ピアスのみ身に付けていたエレメンティアは示す。


「失礼して近づきますね?」


 数歩近づき、じっくりと見たアイドは、思い出したようにテーブルの上に置いていたものを取ってきて戻ると差し出す。


「すみません。これ、この石は?」

「これは鉱山のくず石です。ただ固いだけで、他の石の質を下げるので、捨てているんです」

「えぇぇ‼本気ですか?これ、グランディアでは金剛石と言われて、最高強度の宝石ですよ⁉」

「はぁ?」


 キョトンとする周囲に、身に付けていた指輪を見せる。

 石には勿体ない程、違和感のある傷が着いていた。


「これは、ブルーサファイアです。金剛石の次に固い石です。

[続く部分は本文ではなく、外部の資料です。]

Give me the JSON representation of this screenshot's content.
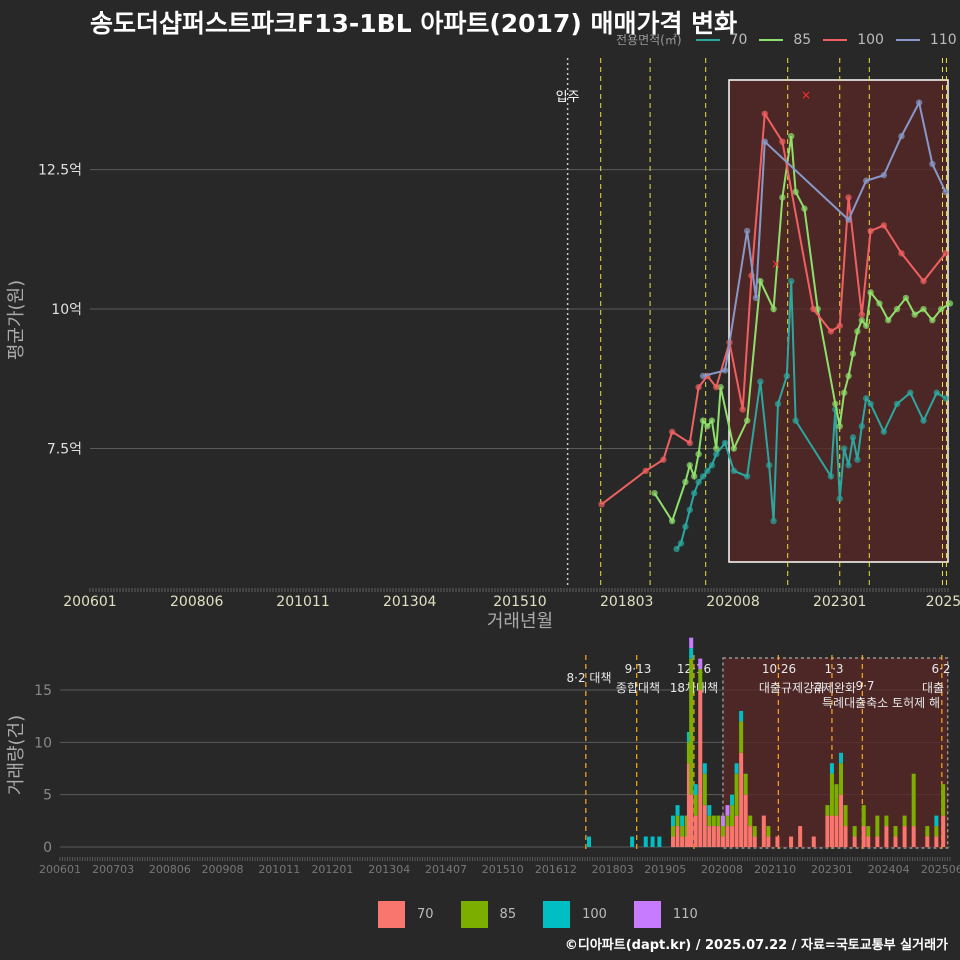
{
  "title": "송도더샵퍼스트파크F13-1BL 아파트(2017) 매매가격 변화",
  "credit": "©디아파트(dapt.kr) / 2025.07.22 / 자료=국토교통부 실거래가",
  "legend_top": {
    "title": "전용면적(㎡)",
    "items": [
      {
        "label": "70",
        "color": "#2aa8a0"
      },
      {
        "label": "85",
        "color": "#8ee06b"
      },
      {
        "label": "100",
        "color": "#f06060"
      },
      {
        "label": "110",
        "color": "#8898c8"
      }
    ]
  },
  "legend_bottom": {
    "items": [
      {
        "label": "70",
        "color": "#f8766d"
      },
      {
        "label": "85",
        "color": "#7cae00"
      },
      {
        "label": "100",
        "color": "#00bfc4"
      },
      {
        "label": "110",
        "color": "#c77cff"
      }
    ]
  },
  "chart_data": [
    {
      "type": "line",
      "title": "송도더샵퍼스트파크F13-1BL 아파트(2017) 매매가격 변화",
      "xlabel": "거래년월",
      "ylabel": "평균가(원)",
      "x_ticks": [
        "200601",
        "200806",
        "201011",
        "201304",
        "201510",
        "201803",
        "202008",
        "202301",
        "2025"
      ],
      "y_ticks": [
        {
          "value": 7.5,
          "label": "7.5억"
        },
        {
          "value": 10,
          "label": "10억"
        },
        {
          "value": 12.5,
          "label": "12.5억"
        }
      ],
      "ylim": [
        5.0,
        14.5
      ],
      "xlim": [
        2006.0,
        2025.5
      ],
      "move_in_label": "입주",
      "move_in_x": 2016.83,
      "policy_lines_x": [
        2017.58,
        2018.7,
        2019.96,
        2021.82,
        2023.0,
        2023.67,
        2025.33,
        2025.42
      ],
      "highlight_range_x": [
        2020.58,
        2025.5
      ],
      "grid": true,
      "series": [
        {
          "name": "70",
          "color": "#2aa8a0",
          "x": [
            2019.3,
            2019.4,
            2019.5,
            2019.6,
            2019.7,
            2019.8,
            2019.9,
            2020.0,
            2020.1,
            2020.2,
            2020.4,
            2020.6,
            2020.9,
            2021.2,
            2021.4,
            2021.5,
            2021.6,
            2021.8,
            2021.9,
            2022.0,
            2022.8,
            2022.9,
            2023.0,
            2023.1,
            2023.2,
            2023.3,
            2023.4,
            2023.5,
            2023.6,
            2023.7,
            2024.0,
            2024.3,
            2024.6,
            2024.9,
            2025.2,
            2025.4
          ],
          "y": [
            5.7,
            5.8,
            6.1,
            6.4,
            6.7,
            6.9,
            7.0,
            7.1,
            7.2,
            7.4,
            7.6,
            7.1,
            7.0,
            8.7,
            7.2,
            6.2,
            8.3,
            8.8,
            10.5,
            8.0,
            7.0,
            8.2,
            6.6,
            7.5,
            7.2,
            7.7,
            7.3,
            7.9,
            8.4,
            8.3,
            7.8,
            8.3,
            8.5,
            8.0,
            8.5,
            8.4
          ]
        },
        {
          "name": "85",
          "color": "#8ee06b",
          "x": [
            2018.8,
            2019.2,
            2019.5,
            2019.6,
            2019.7,
            2019.8,
            2019.9,
            2020.0,
            2020.1,
            2020.2,
            2020.3,
            2020.6,
            2020.9,
            2021.2,
            2021.5,
            2021.7,
            2021.9,
            2022.0,
            2022.2,
            2022.5,
            2022.9,
            2023.0,
            2023.1,
            2023.2,
            2023.3,
            2023.4,
            2023.5,
            2023.6,
            2023.7,
            2023.9,
            2024.1,
            2024.3,
            2024.5,
            2024.7,
            2024.9,
            2025.1,
            2025.3,
            2025.5
          ],
          "y": [
            6.7,
            6.2,
            6.9,
            7.2,
            7.0,
            7.4,
            8.0,
            7.9,
            8.0,
            7.5,
            8.6,
            7.5,
            8.0,
            10.5,
            10.0,
            12.0,
            13.1,
            12.1,
            11.8,
            10.0,
            8.3,
            7.9,
            8.5,
            8.8,
            9.2,
            9.6,
            9.8,
            9.7,
            10.3,
            10.1,
            9.8,
            10.0,
            10.2,
            9.9,
            10.0,
            9.8,
            10.0,
            10.1
          ]
        },
        {
          "name": "100",
          "color": "#f06060",
          "x": [
            2017.6,
            2018.6,
            2019.0,
            2019.2,
            2019.6,
            2019.8,
            2020.0,
            2020.2,
            2020.5,
            2020.8,
            2021.0,
            2021.3,
            2021.7,
            2022.4,
            2022.8,
            2023.0,
            2023.2,
            2023.5,
            2023.7,
            2024.0,
            2024.4,
            2024.9,
            2025.4
          ],
          "y": [
            6.5,
            7.1,
            7.3,
            7.8,
            7.6,
            8.6,
            8.8,
            8.6,
            9.4,
            8.2,
            10.6,
            13.5,
            13.0,
            10.0,
            9.6,
            9.7,
            12.0,
            9.9,
            11.4,
            11.5,
            11.0,
            10.5,
            11.0
          ]
        },
        {
          "name": "110",
          "color": "#8898c8",
          "x": [
            2019.9,
            2020.4,
            2020.9,
            2021.1,
            2021.3,
            2023.2,
            2023.6,
            2024.0,
            2024.4,
            2024.8,
            2025.1,
            2025.4
          ],
          "y": [
            8.8,
            8.9,
            11.4,
            10.2,
            13.0,
            11.6,
            12.3,
            12.4,
            13.1,
            13.7,
            12.6,
            12.1
          ]
        }
      ]
    },
    {
      "type": "bar",
      "ylabel": "거래량(건)",
      "x_ticks": [
        "200601",
        "200703",
        "200806",
        "200908",
        "201011",
        "201201",
        "201304",
        "201407",
        "201510",
        "201612",
        "201803",
        "201905",
        "202008",
        "202110",
        "202301",
        "202404",
        "202506"
      ],
      "y_ticks": [
        0,
        5,
        10,
        15
      ],
      "ylim": [
        0,
        18
      ],
      "stacked": true,
      "series_colors": {
        "70": "#f8766d",
        "85": "#7cae00",
        "100": "#00bfc4",
        "110": "#c77cff"
      },
      "policy_events": [
        {
          "date_label": "8·2 대책",
          "sub": "",
          "x": 2017.58
        },
        {
          "date_label": "9·13",
          "sub": "종합대책",
          "x": 2018.7
        },
        {
          "date_label": "12·16",
          "sub": "18차대책",
          "x": 2019.96
        },
        {
          "date_label": "10·26",
          "sub": "대출규제강화",
          "x": 2021.82
        },
        {
          "date_label": "1·3",
          "sub": "규제완화",
          "x": 2023.0
        },
        {
          "date_label": "9·7",
          "sub": "특례대출축소 토허제 해",
          "x": 2023.67
        },
        {
          "date_label": "6·2",
          "sub": "대출",
          "x": 2025.42
        }
      ],
      "bars": [
        {
          "x": 2017.65,
          "v": {
            "100": 1
          }
        },
        {
          "x": 2018.6,
          "v": {
            "100": 1
          }
        },
        {
          "x": 2018.9,
          "v": {
            "100": 1
          }
        },
        {
          "x": 2019.05,
          "v": {
            "100": 1
          }
        },
        {
          "x": 2019.2,
          "v": {
            "100": 1
          }
        },
        {
          "x": 2019.5,
          "v": {
            "70": 1,
            "85": 1,
            "100": 1
          }
        },
        {
          "x": 2019.6,
          "v": {
            "70": 2,
            "85": 1,
            "100": 1
          }
        },
        {
          "x": 2019.7,
          "v": {
            "70": 1,
            "85": 1,
            "100": 1
          }
        },
        {
          "x": 2019.8,
          "v": {
            "70": 1,
            "85": 2
          }
        },
        {
          "x": 2019.85,
          "v": {
            "70": 8,
            "85": 2,
            "100": 1
          }
        },
        {
          "x": 2019.9,
          "v": {
            "70": 5,
            "85": 13,
            "100": 1,
            "110": 1
          }
        },
        {
          "x": 2020.0,
          "v": {
            "70": 3,
            "85": 2,
            "100": 1
          }
        },
        {
          "x": 2020.1,
          "v": {
            "70": 15,
            "85": 2,
            "110": 1
          }
        },
        {
          "x": 2020.2,
          "v": {
            "70": 4,
            "85": 3,
            "100": 1
          }
        },
        {
          "x": 2020.3,
          "v": {
            "70": 2,
            "85": 1,
            "100": 1
          }
        },
        {
          "x": 2020.4,
          "v": {
            "70": 2,
            "85": 1
          }
        },
        {
          "x": 2020.5,
          "v": {
            "70": 2,
            "85": 1
          }
        },
        {
          "x": 2020.6,
          "v": {
            "70": 1,
            "85": 1,
            "110": 1
          }
        },
        {
          "x": 2020.7,
          "v": {
            "70": 2,
            "85": 1,
            "110": 1
          }
        },
        {
          "x": 2020.8,
          "v": {
            "70": 2,
            "85": 2,
            "100": 1
          }
        },
        {
          "x": 2020.9,
          "v": {
            "70": 3,
            "85": 4,
            "100": 1
          }
        },
        {
          "x": 2021.0,
          "v": {
            "70": 9,
            "85": 3,
            "100": 1
          }
        },
        {
          "x": 2021.1,
          "v": {
            "70": 5,
            "85": 2
          }
        },
        {
          "x": 2021.2,
          "v": {
            "70": 2,
            "85": 1
          }
        },
        {
          "x": 2021.3,
          "v": {
            "70": 1,
            "85": 1
          }
        },
        {
          "x": 2021.5,
          "v": {
            "70": 3
          }
        },
        {
          "x": 2021.6,
          "v": {
            "70": 1,
            "85": 1
          }
        },
        {
          "x": 2021.8,
          "v": {
            "70": 1
          }
        },
        {
          "x": 2022.1,
          "v": {
            "70": 1
          }
        },
        {
          "x": 2022.3,
          "v": {
            "70": 2
          }
        },
        {
          "x": 2022.6,
          "v": {
            "70": 1
          }
        },
        {
          "x": 2022.9,
          "v": {
            "70": 3,
            "85": 1
          }
        },
        {
          "x": 2023.0,
          "v": {
            "70": 3,
            "85": 4,
            "100": 1
          }
        },
        {
          "x": 2023.1,
          "v": {
            "70": 3,
            "85": 3
          }
        },
        {
          "x": 2023.2,
          "v": {
            "70": 5,
            "85": 3,
            "100": 1
          }
        },
        {
          "x": 2023.3,
          "v": {
            "70": 2,
            "85": 2
          }
        },
        {
          "x": 2023.5,
          "v": {
            "70": 1,
            "85": 1
          }
        },
        {
          "x": 2023.7,
          "v": {
            "70": 2,
            "85": 2
          }
        },
        {
          "x": 2023.8,
          "v": {
            "70": 1,
            "85": 1
          }
        },
        {
          "x": 2024.0,
          "v": {
            "70": 1,
            "85": 2
          }
        },
        {
          "x": 2024.2,
          "v": {
            "70": 2,
            "85": 1
          }
        },
        {
          "x": 2024.4,
          "v": {
            "70": 1,
            "85": 1
          }
        },
        {
          "x": 2024.6,
          "v": {
            "70": 2,
            "85": 1
          }
        },
        {
          "x": 2024.8,
          "v": {
            "70": 2,
            "85": 5
          }
        },
        {
          "x": 2025.1,
          "v": {
            "70": 1,
            "85": 1
          }
        },
        {
          "x": 2025.3,
          "v": {
            "70": 1,
            "85": 1,
            "100": 1
          }
        },
        {
          "x": 2025.45,
          "v": {
            "70": 3,
            "85": 3
          }
        }
      ]
    }
  ]
}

金剛石は他の石の加工にも使えますし、金剛石のカットにもくず石で用いられます。この着いている石で、カットすれば小さくなるとはいえ、かなり純度の高い石ですから、良い値段しますよ⁉金剛石はシェールドではとれないんです」

「えぇぇ‼」

「鉱山の権利は?誰ですか?」

「はい……わ、私ですが……」


 恐る恐る手を上げるエレメンティア。

 アイドは、


「エレメンティアさま、私は次の王として、貴方と……この国と友好な関係を望みます。この金剛石のことは、調査をミューゼリックさまから頼むことになるかと思いますが、確認され次第取引をと思っています。よろしくお願いいたします」


と優雅に頭を下げた。


「へ、は、はい‼よろしくお願い致します‼私も共に調査に参加致します‼私の名義とはいえ、元は国のもの。国民に分配すべき財産です。ちゃんと管理を致します……その前に屑石と思い、今まで調べもせずに放置していた自らが情けないです……」


 項垂れるエレメンティアに、首を傾げ微笑む。


「貴女は頑張っていると思うよ?貴女は先程のサラと言う男よりも賢く、そして国を愛されている。それだけでも貴女は素晴らしい」

「あ、ありがとうございます‼」


 深々と頭を下げたエレメンティアは、長身の青年と目が合い、頬を赤く染めた。

 アイドは、化粧一つせずに絶世の美貌の持ち主である。

 珍しいその姿に、父王は、


「おやおや、エレメンティアは美的感覚がマトモらしい」

「陛下‼あの王太子殿下は、婚約者がいらっしゃるのですよ?」

「良いではないか。年の近いしかも賢い青年に憧れても、良いことだ」


カイルが窘めても、嬉しそうににこにことその様子を見つめていたのだった。